Tânia Rodrigues era uma figura impar. Considerada louca pelos amigos de profissão,estrela decadente pela imprensa e injustiçada pelos fãs.

Ganhou notoriedade na mídia ainda criança,quando interpretou uma das filhas do casal de mocinhos de uma novela.

A forma natural que ela se portava diante das câmeras,deixou o pais inteiro apaixonado por aquela criança de apenas oito anos. Choveram entrevistas,participações em programas de tv e comerciais.

O interesse do publico por Tânia foi diminuindo à medida que ela crescia;os papeis na televisão foram ficando cada vez mais escassos,não era mais convidada para propagandas e muito menos para programas vespertinos de final de semana.

Na adolescência só aparecia na mídia,por problemas particulares;briga com o pai,brigas na escola e agressões a jornalistas. Teve problemas sérios com bebidas alcoólicas e drogas;foi internada numa clinica por causa disso duas vezes antes de completar dezoito anos.

Agora aos trinta e dois anos,ela estava completamente falida.

Ainda era uma mulher atraente: um metro e setenta e cinco,cabelos lisos e negros como a penugem de um corvo,olhos castanhos claros,e um corpo esguio que nada devia a nenhuma celebridade feminina do momento.

Tinha pousado nua recentemente para uma revista de nu feminino. O dinheiro arrecadado só foi suficiente para quitar seu apartamento.

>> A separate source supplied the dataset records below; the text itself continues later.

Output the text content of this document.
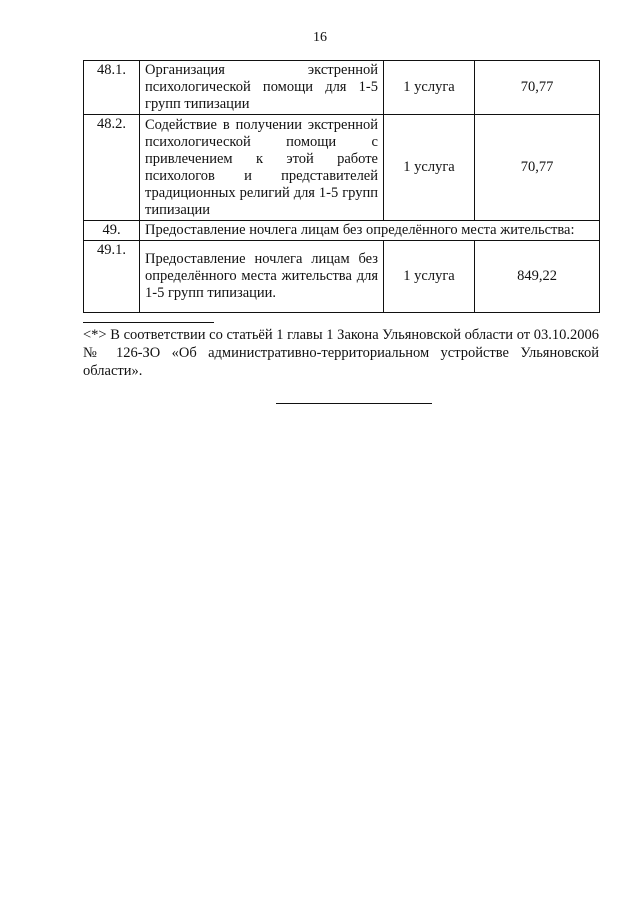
16
48.1.	Организация экстренной психологической помощи для 1-5 групп типизации	1 услуга	70,77
48.2.	Содействие в получении экстренной психологической помощи с привлечением к этой работе психологов и представителей традиционных религий для 1-5 групп типизации	1 услуга	70,77
49.	Предоставление ночлега лицам без определённого места жительства:		
49.1.	Предоставление ночлега лицам без определённого места жительства для 1-5 групп типизации.	1 услуга	849,22
<*> В соответствии со статьёй 1 главы 1 Закона Ульяновской области от 03.10.2006 № 126-ЗО «Об административно-территориальном устройстве Ульяновской области».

Essas coisas passavam na sua cabeça,enquanto observava as pessoas (que mais pareciam formigas naquela altura) pela janela do vigésimo andar.

-Tenho certeza que consigo vender o produto para alguma emissora,ninguém ainda tentou fazer isso, no nosso país. Disse Heleno,seu empresário

-É. Pode ser que der certo. A idéia é boa. Respondeu Tânia enquanto dava uma leve batida com o cigarro no cinzeiro . – A Casa que eu encontrei fica numa área isolada.

Tânia virou-se para Heleno e perguntou: - Muito distante da cidade?

- Sim. Respondeu ele. Segundo eu apurei,a casa tem fama de ser assombrada.

Sentou em frente ao computador,e convidou Tânia para se aproximar,enquanto ele abria um site.

Aqui, veja. –Disse o empresário apontando o dedo em direção a tela.

No final do século dezenove,ela foi usada para um ritual satânico. Um grupo de seis pessoas invadiu e matou uma família inteira composta de quatro pessoas;O pai Pedro Fonseca,a mãe Maria Pereira,e os gêmeos Isabela Fonseca e Getulio Fonseca.

O corpo do pai foi encontrado degolado na sala,sua cabeça estava encravada na entrada da cozinha por uma estaca. A mãe sofreu abusos sexuais antes de ser crucificada de cabeça para baixo. As crianças foram levadas até a área de serviço da casa e incendiadas,os lunáticos,comeram os restos mortais ,acreditando que a pureza delas passariam para eles.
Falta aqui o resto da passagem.